It’s 11 p.m. on a Wednesday night, and you’re finally leaving the library, ready to head home. You aren’t staying late because you have a test or an anatomy practical coming up the next week. Leaving campus late on a weeknight is just a normal day in medical school. It’s what you do to stay away from falling too far behind. It’s what you do so you have some vague idea of what lecture is about the next morning. It’s what you have to do so you can have the few hours of free time to watch the game on Sunday or to have that extra time to go out for a friend’s birthday over the weekend. These are the nights you wonder if it’s worth spending a significant portion of your 20s, the time of your life that everyone seems to have some form of advice about, studying for a degree. It makes you wonder if it’s worth sacrificing relationships for; if it’s worth coming out of school with $200,000 of debt for; if it’s worth going into with all the unpredictable changes in health care. It’s at the end of the day—after waking up early for hours of lecture, review sessions and studying—that these thoughts come to mind.
But then I wake up in the morning. And I’m not worried about how much class I have, how behind on reading I am or how I need to email back that doctor about a research position. Instead, I’m excited. Not just excited; I feel like I won the lottery. Every single day. That’s how I feel when I wake up. I’m excited that I have the opportunity to spend my day learning how to help people. I’m excited that this is only my first year in school and I get to do this for another three. I get to learn the unique art of medicine in all its finesse. I spend my days practicing how to interview patients and learning about exciting research being done on next-generation drugs that hold the promise of treating diseases that were previously untreatable. I learn about how our bodies and our minds work every day. But perhaps best of all, I get to do this with 185 of the smartest, most interesting and well-accomplished peers I could have ever imagined knowing.
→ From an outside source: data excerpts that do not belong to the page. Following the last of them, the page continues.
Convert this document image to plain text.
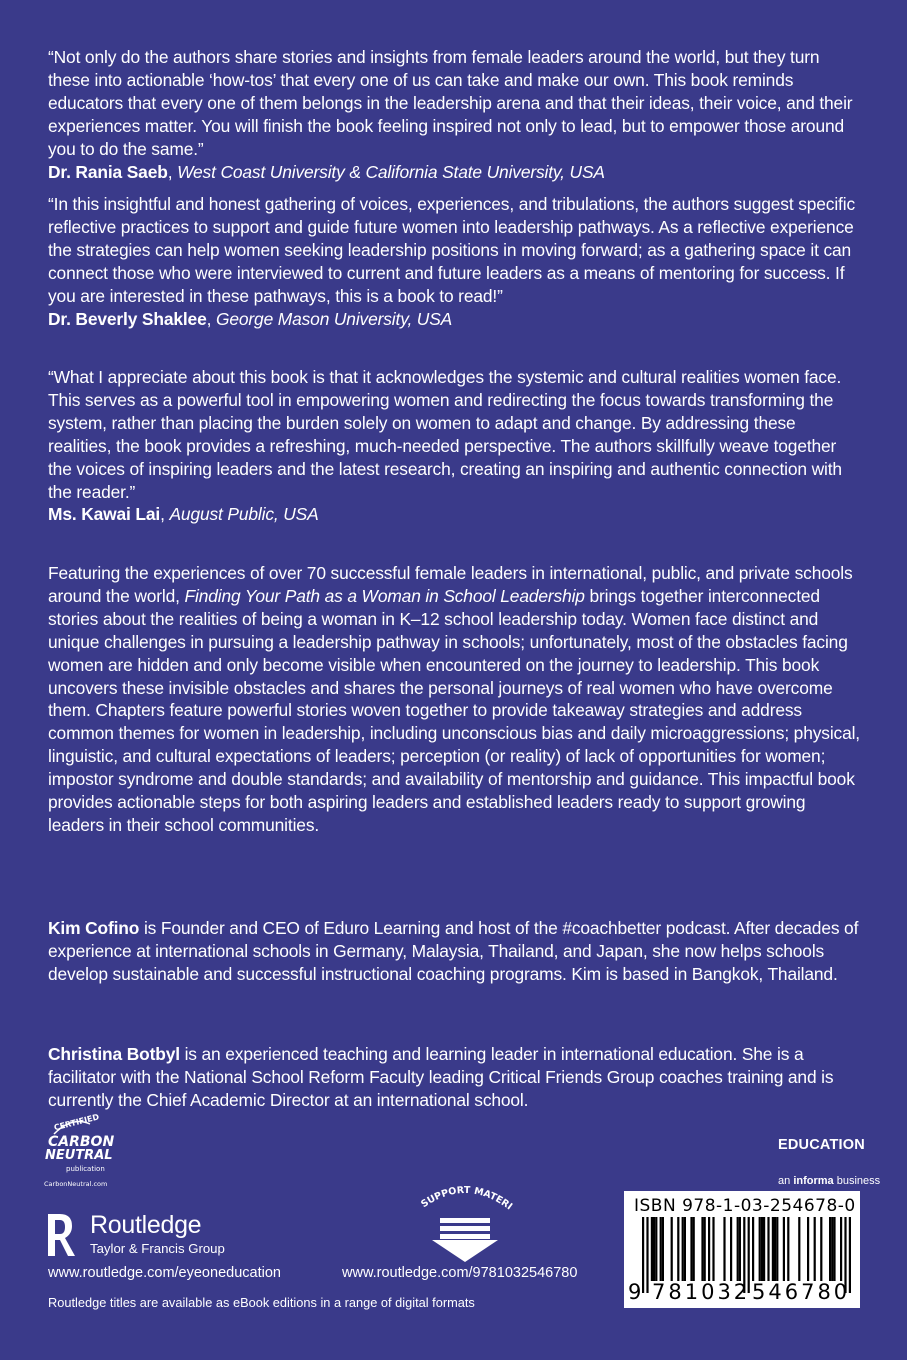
“Not only do the authors share stories and insights from female leaders around the world, but they turn these into actionable ‘how-tos’ that every one of us can take and make our own. This book reminds educators that every one of them belongs in the leadership arena and that their ideas, their voice, and their experiences matter. You will finish the book feeling inspired not only to lead, but to empower those around you to do the same.”

Dr. Rania Saeb, West Coast University & California State University, USA

“In this insightful and honest gathering of voices, experiences, and tribulations, the authors suggest specific reflective practices to support and guide future women into leadership pathways. As a reflective experience the strategies can help women seeking leadership positions in moving forward; as a gathering space it can connect those who were interviewed to current and future leaders as a means of mentoring for success. If you are interested in these pathways, this is a book to read!”

Dr. Beverly Shaklee, George Mason University, USA

“What I appreciate about this book is that it acknowledges the systemic and cultural realities women face. This serves as a powerful tool in empowering women and redirecting the focus towards transforming the system, rather than placing the burden solely on women to adapt and change. By addressing these realities, the book provides a refreshing, much-needed perspective. The authors skillfully weave together the voices of inspiring leaders and the latest research, creating an inspiring and authentic connection with the reader.”

Ms. Kawai Lai, August Public, USA

Featuring the experiences of over 70 successful female leaders in international, public, and private schools around the world, Finding Your Path as a Woman in School Leadership brings together interconnected stories about the realities of being a woman in K–12 school leadership today. Women face distinct and unique challenges in pursuing a leadership pathway in schools; unfortunately, most of the obstacles facing women are hidden and only become visible when encountered on the journey to leadership. This book uncovers these invisible obstacles and shares the personal journeys of real women who have overcome them. Chapters feature powerful stories woven together to provide takeaway strategies and address common themes for women in leadership, including unconscious bias and daily microaggressions; physical, linguistic, and cultural expectations of leaders; perception (or reality) of lack of opportunities for women; impostor syndrome and double standards; and availability of mentorship and guidance. This impactful book provides actionable steps for both aspiring leaders and established leaders ready to support growing leaders in their school communities.

Kim Cofino is Founder and CEO of Eduro Learning and host of the #coachbetter podcast. After decades of experience at international schools in Germany, Malaysia, Thailand, and Japan, she now helps schools develop sustainable and successful instructional coaching programs. Kim is based in Bangkok, Thailand.

Christina Botbyl is an experienced teaching and learning leader in international education. She is a facilitator with the National School Reform Faculty leading Critical Friends Group coaches training and is currently the Chief Academic Director at an international school.

CERTIFIED
CARBON
NEUTRAL
publication
CarbonNeutral.com
Routledge
Taylor & Francis Group
SUPPORT MATERI
EDUCATION
an informa business
ISBN 978-1-03-254678-0
9 781032 546780
www.routledge.com/eyeoneducation	www.routledge.com/9781032546780
Routledge titles are available as eBook editions in a range of digital formats
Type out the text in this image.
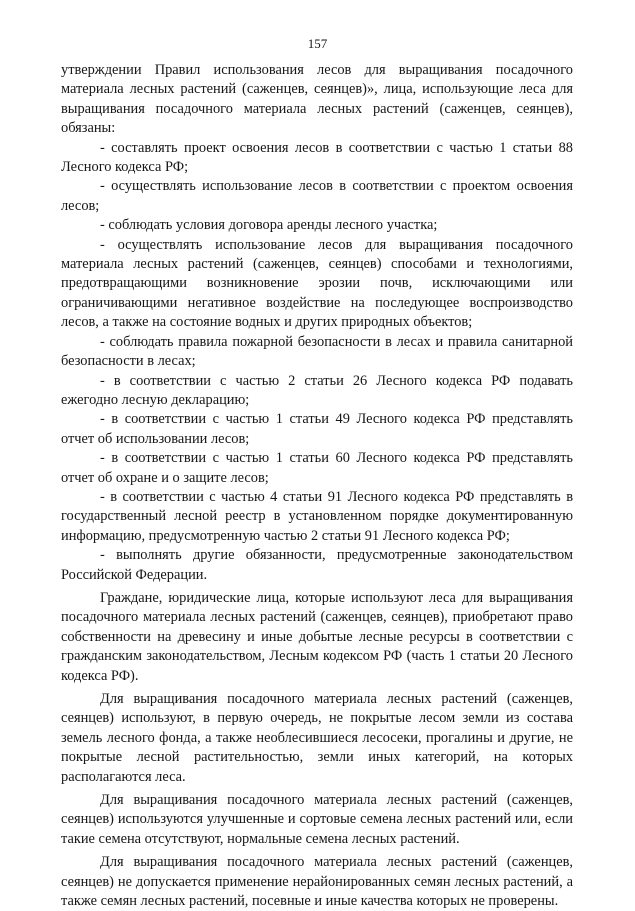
157

утверждении Правил использования лесов для выращивания посадочного материала лесных растений (саженцев, сеянцев)», лица, использующие леса для выращивания посадочного материала лесных растений (саженцев, сеянцев), обязаны:

- составлять проект освоения лесов в соответствии с частью 1 статьи 88 Лесного кодекса РФ;

- осуществлять использование лесов в соответствии с проектом освоения лесов;

- соблюдать условия договора аренды лесного участка;

- осуществлять использование лесов для выращивания посадочного материала лесных растений (саженцев, сеянцев) способами и технологиями, предотвращающими возникновение эрозии почв, исключающими или ограничивающими негативное воздействие на последующее воспроизводство лесов, а также на состояние водных и других природных объектов;

- соблюдать правила пожарной безопасности в лесах и правила санитарной безопасности в лесах;

- в соответствии с частью 2 статьи 26 Лесного кодекса РФ подавать ежегодно лесную декларацию;

- в соответствии с частью 1 статьи 49 Лесного кодекса РФ представлять отчет об использовании лесов;

- в соответствии с частью 1 статьи 60 Лесного кодекса РФ представлять отчет об охране и о защите лесов;

- в соответствии с частью 4 статьи 91 Лесного кодекса РФ представлять в государственный лесной реестр в установленном порядке документированную информацию, предусмотренную частью 2 статьи 91 Лесного кодекса РФ;

- выполнять другие обязанности, предусмотренные законодательством Российской Федерации.

Граждане, юридические лица, которые используют леса для выращивания посадочного материала лесных растений (саженцев, сеянцев), приобретают право собственности на древесину и иные добытые лесные ресурсы в соответствии с гражданским законодательством, Лесным кодексом РФ (часть 1 статьи 20 Лесного кодекса РФ).

Для выращивания посадочного материала лесных растений (саженцев, сеянцев) используют, в первую очередь, не покрытые лесом земли из состава земель лесного фонда, а также необлесившиеся лесосеки, прогалины и другие, не покрытые лесной растительностью, земли иных категорий, на которых располагаются леса.

Для выращивания посадочного материала лесных растений (саженцев, сеянцев) используются улучшенные и сортовые семена лесных растений или, если такие семена отсутствуют, нормальные семена лесных растений.

Для выращивания посадочного материала лесных растений (саженцев, сеянцев) не допускается применение нерайонированных семян лесных растений, а также семян лесных растений, посевные и иные качества которых не проверены.
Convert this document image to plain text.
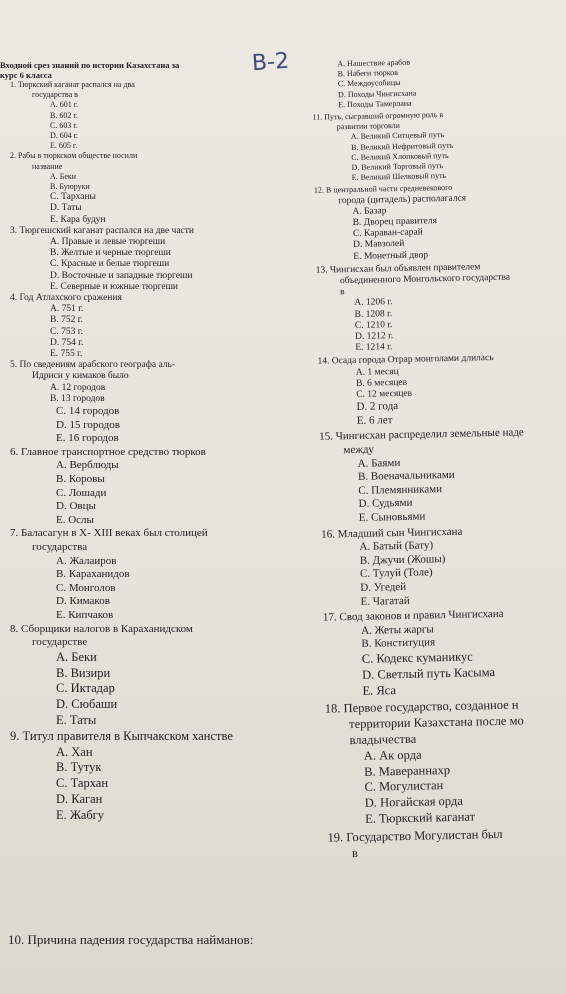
Входной срез знаний по истории Казахстана за
курс 6 класса	В-2
1. Тюркский каганат распался на два
государства в
А. 601 г.
В. 602 г.
С. 603 г.
D. 604 г.
Е. 605 г.
2. Рабы в тюркском обществе носили
название
А. Беки
В. Буюруки
С. Тарханы
D. Таты
Е. Кара будун
3. Тюргешский каганат распался на две части
А. Правые и левые тюргеши
В. Желтые и черные тюргеши
С. Красные и белые тюргеши
D. Восточные и западные тюргеши
Е. Северные и южные тюргеши
4. Год Атлахского сражения
А. 751 г.
В. 752 г.
С. 753 г.
D. 754 г.
Е. 755 г.
5. По сведениям арабского географа аль-
Идриси у кимаков было
А. 12 городов
В. 13 городов
С. 14 городов
D. 15 городов
Е. 16 городов
6. Главное транспортное средство тюрков
А. Верблюды
В. Коровы
С. Лошади
D. Овцы
Е. Ослы
7. Баласагун в Х- XIII веках был столицей
государства
А. Жалаиров
В. Караханидов
С. Монголов
D. Кимаков
Е. Кипчаков
8. Сборщики налогов в Караханидском
государстве
А. Беки
В. Визири
С. Иктадар
D. Сюбаши
Е. Таты
9. Титул правителя в Кыпчакском ханстве
А. Хан
В. Тутук
С. Тархан
D. Каган
Е. Жабгу
А. Нашествие арабов
В. Набеги тюрков
С. Междоусобицы
D. Походы Чингисхана
Е. Походы Тамерлана
11. Путь, сыгравший огромную роль в
развитии торговли
А. Великий Ситцевый путь
В. Великий Нефритовый путь
С. Великий Хлопковый путь
D. Великий Торговый путь
Е. Великий Шелковый путь
12. В центральной части средневекового
города (цитадель) располагался
А. Базар
В. Дворец правителя
С. Караван-сарай
D. Мавзолей
Е. Монетный двор
13. Чингисхан был объявлен правителем
объединенного Монгольского государства
в
А. 1206 г.
В. 1208 г.
С. 1210 г.
D. 1212 г.
Е. 1214 г.
14. Осада города Отрар монголами длилась
А. 1 месяц
В. 6 месяцев
С. 12 месяцев
D. 2 года
Е. 6 лет
15. Чингисхан распределил земельные наде
между
А. Баями
В. Военачальниками
С. Племянниками
D. Судьями
Е. Сыновьями
16. Младший сын Чингисхана
А. Батый (Бату)
В. Джучи (Жошы)
С. Тулуй (Толе)
D. Угедей
Е. Чагатай
17. Свод законов и правил Чингисхана
А. Жеты жаргы
В. Конституция
С. Кодекс куманикус
D. Светлый путь Касыма
Е. Яса
18. Первое государство, созданное н
территории Казахстана после мо
владычества
А. Ак орда
В. Мавераннахр
С. Могулистан
D. Ногайская орда
Е. Тюркский каганат
19. Государство Могулистан был
в
10. Причина падения государства найманов:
There are a lot of reasons people go into medicine; many of them are reasons I share with others. And almost all those reasons still bring me encouragement each and every day. Being able to help others, making a difference in someone else’s life, studying to apply science for the curing of disease, spending your life committed to serving your community; all noble and powerful reasons to go into medicine and reasons to remain driven. But I think it’s the classmates you have in medical school who are overlooked as a source of inspiration, encouragement and support. The camaraderie I have seen form within my class in the last six months is nothing short of amazing. Class Facebook pages and Dropbox folders overflowing with peer-edited study guides, words of praise and encouragement posted to our group and constant class-wide social events; these are just a few of the ways I’m constantly reminded that we are all doing this together and that we’re going to make sure we all make it through together. Knowing that if any of us are having a bad day (which there are quite a few of in medical school) one of our classmates will be there with support. There has never been a time I have stumbled upon classmates in a group asking each other study questions and not been invited to join, and there has yet to be a time where a classmate was too busy to take the time to patiently try and explain a concept or lecture I was confused about.
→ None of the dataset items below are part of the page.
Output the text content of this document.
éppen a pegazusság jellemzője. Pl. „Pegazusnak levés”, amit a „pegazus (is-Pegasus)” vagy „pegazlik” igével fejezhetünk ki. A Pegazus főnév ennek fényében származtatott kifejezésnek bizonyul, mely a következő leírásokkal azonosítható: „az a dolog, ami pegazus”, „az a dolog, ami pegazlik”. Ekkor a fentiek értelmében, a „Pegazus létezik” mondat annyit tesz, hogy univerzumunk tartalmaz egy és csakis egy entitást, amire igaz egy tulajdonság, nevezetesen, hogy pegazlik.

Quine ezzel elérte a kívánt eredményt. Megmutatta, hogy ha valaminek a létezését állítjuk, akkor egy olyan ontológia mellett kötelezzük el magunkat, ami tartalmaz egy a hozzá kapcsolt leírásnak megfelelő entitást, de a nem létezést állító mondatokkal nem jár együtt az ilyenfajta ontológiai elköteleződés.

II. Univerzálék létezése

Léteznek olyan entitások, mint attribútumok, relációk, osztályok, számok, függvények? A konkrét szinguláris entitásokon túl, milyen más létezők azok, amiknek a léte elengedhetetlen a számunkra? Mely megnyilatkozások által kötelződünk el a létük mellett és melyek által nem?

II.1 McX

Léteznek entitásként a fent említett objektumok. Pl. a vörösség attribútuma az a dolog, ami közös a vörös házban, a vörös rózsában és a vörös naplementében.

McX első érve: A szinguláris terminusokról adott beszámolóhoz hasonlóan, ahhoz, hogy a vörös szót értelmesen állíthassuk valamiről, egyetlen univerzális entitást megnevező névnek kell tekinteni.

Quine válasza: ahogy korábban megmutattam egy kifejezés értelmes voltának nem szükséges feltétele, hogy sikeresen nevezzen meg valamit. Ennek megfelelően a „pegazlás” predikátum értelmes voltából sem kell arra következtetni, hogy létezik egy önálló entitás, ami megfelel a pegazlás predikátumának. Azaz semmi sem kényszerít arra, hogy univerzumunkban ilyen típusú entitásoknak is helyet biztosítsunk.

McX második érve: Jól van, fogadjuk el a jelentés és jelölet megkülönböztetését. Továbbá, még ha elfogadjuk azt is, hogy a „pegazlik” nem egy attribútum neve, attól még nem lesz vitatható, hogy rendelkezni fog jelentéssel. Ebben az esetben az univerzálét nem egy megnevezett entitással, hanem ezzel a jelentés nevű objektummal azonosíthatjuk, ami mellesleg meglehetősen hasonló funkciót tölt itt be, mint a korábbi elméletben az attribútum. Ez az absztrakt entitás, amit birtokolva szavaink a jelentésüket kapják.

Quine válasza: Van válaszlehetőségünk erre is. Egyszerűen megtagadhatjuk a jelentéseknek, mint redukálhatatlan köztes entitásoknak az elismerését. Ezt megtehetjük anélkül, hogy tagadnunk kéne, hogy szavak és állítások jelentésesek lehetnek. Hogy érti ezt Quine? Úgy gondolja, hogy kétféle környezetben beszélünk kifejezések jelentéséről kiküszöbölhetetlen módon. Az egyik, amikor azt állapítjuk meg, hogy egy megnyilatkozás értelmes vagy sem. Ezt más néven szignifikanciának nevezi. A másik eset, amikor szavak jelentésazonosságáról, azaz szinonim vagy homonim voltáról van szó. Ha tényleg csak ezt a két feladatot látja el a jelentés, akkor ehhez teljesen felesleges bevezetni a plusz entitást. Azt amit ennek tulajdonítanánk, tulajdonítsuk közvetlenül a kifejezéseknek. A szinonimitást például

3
One of the unique things about medical school, compared to many other graduate school programs, is that almost every person in my class is going to hold the same occupation as I will, and they will be my colleagues. And I think that aspect of medical school makes these years in school a unique bonding experience. No one else in the world is watching us make the slow transformation from medical student to physician as closely as our fellow classmates. These are the people who watch us struggle through an interview with a standardized patient and stumble through our first anatomy dissection. These are the people who let us ruin their veins by allowing us to practice drawing blood on them for the first time. These are the people who are watching us make the biggest change in our lives.
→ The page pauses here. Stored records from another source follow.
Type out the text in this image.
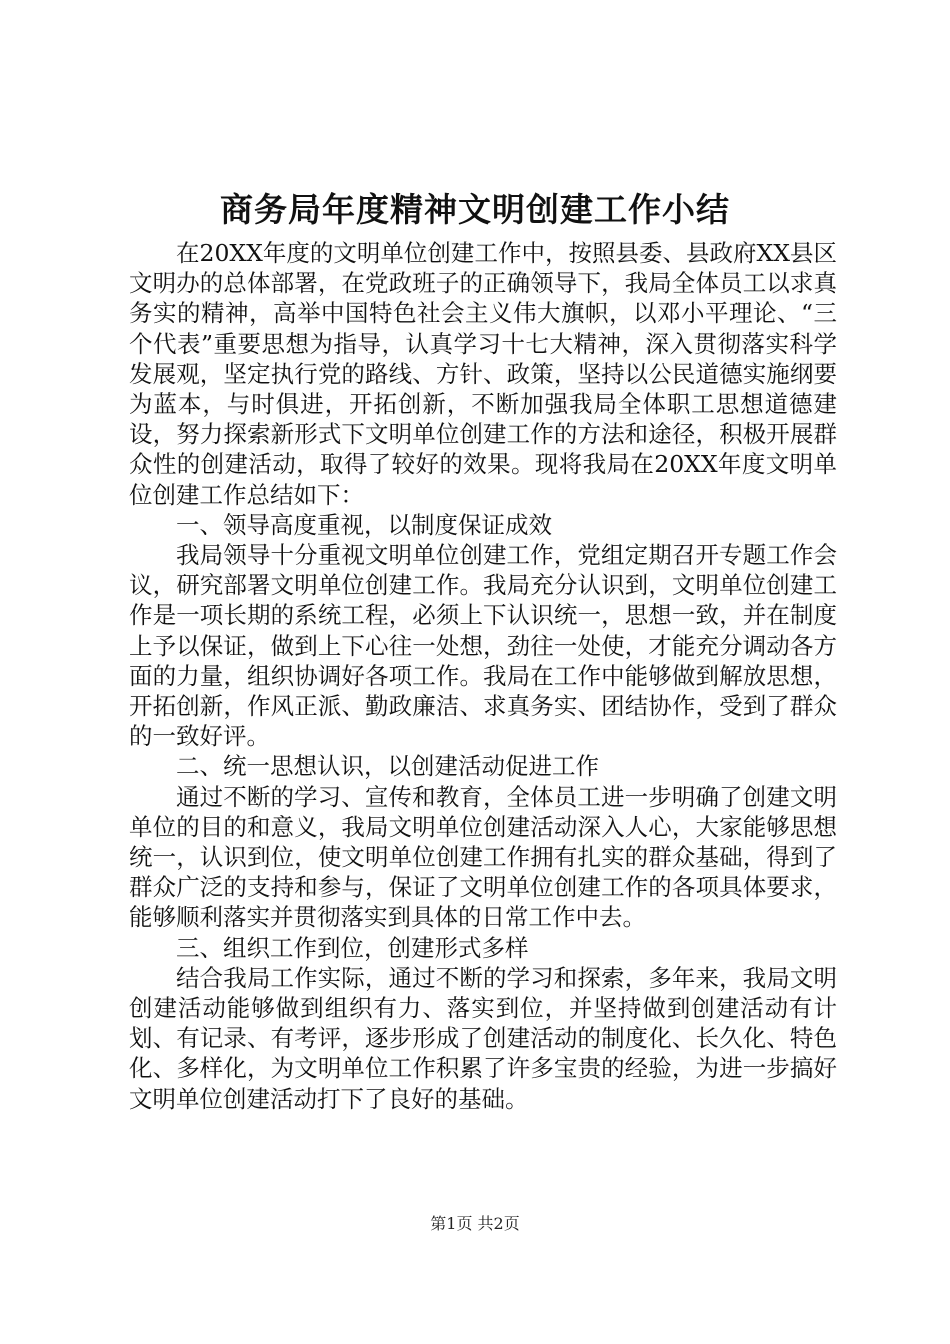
商务局年度精神文明创建工作小结

在20XX年度的文明单位创建工作中，按照县委、县政府XX县区文明办的总体部署，在党政班子的正确领导下，我局全体员工以求真务实的精神，高举中国特色社会主义伟大旗帜，以邓小平理论、“三个代表”重要思想为指导，认真学习十七大精神，深入贯彻落实科学发展观，坚定执行党的路线、方针、政策，坚持以公民道德实施纲要为蓝本，与时俱进，开拓创新，不断加强我局全体职工思想道德建设，努力探索新形式下文明单位创建工作的方法和途径，积极开展群众性的创建活动，取得了较好的效果。现将我局在20XX年度文明单位创建工作总结如下：

一、领导高度重视，以制度保证成效

我局领导十分重视文明单位创建工作，党组定期召开专题工作会议，研究部署文明单位创建工作。我局充分认识到，文明单位创建工作是一项长期的系统工程，必须上下认识统一，思想一致，并在制度上予以保证，做到上下心往一处想，劲往一处使，才能充分调动各方面的力量，组织协调好各项工作。我局在工作中能够做到解放思想，开拓创新，作风正派、勤政廉洁、求真务实、团结协作，受到了群众的一致好评。

二、统一思想认识，以创建活动促进工作

通过不断的学习、宣传和教育，全体员工进一步明确了创建文明单位的目的和意义，我局文明单位创建活动深入人心，大家能够思想统一，认识到位，使文明单位创建工作拥有扎实的群众基础，得到了群众广泛的支持和参与，保证了文明单位创建工作的各项具体要求，能够顺利落实并贯彻落实到具体的日常工作中去。

三、组织工作到位，创建形式多样

结合我局工作实际，通过不断的学习和探索，多年来，我局文明创建活动能够做到组织有力、落实到位，并坚持做到创建活动有计划、有记录、有考评，逐步形成了创建活动的制度化、长久化、特色化、多样化，为文明单位工作积累了许多宝贵的经验，为进一步搞好文明单位创建活动打下了良好的基础。

第1页 共2页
It may be premature as a first year, but I can’t help but be excited by the thought of working alongside these people for the rest of my career. I can look forward to having friends all over the country after we disperse to our respective residencies upon graduation. I can look forward to running into these colleagues and peers at medical conferences and events. I have the privilege of seeing these names across the top of journal articles detailing their labs’ groundbreaking research. I’ll hear these names being mentioned as the deans and department chairs of medical schools and hospitals around the country. And I am certain that these are the names I’m going to look up when my children need to see a pediatrician, when my parents need to see a doctor or when I want to get a checkup. That’s the confidence I have in these classmates that I see every day, at lecture at 8 a.m., bringing work ethic and character that I strive to emulate.
There are many places to try and draw encouragement from in the emotional roller coaster that is medical school, but it’s our classmates who are more important for our own success than we might think.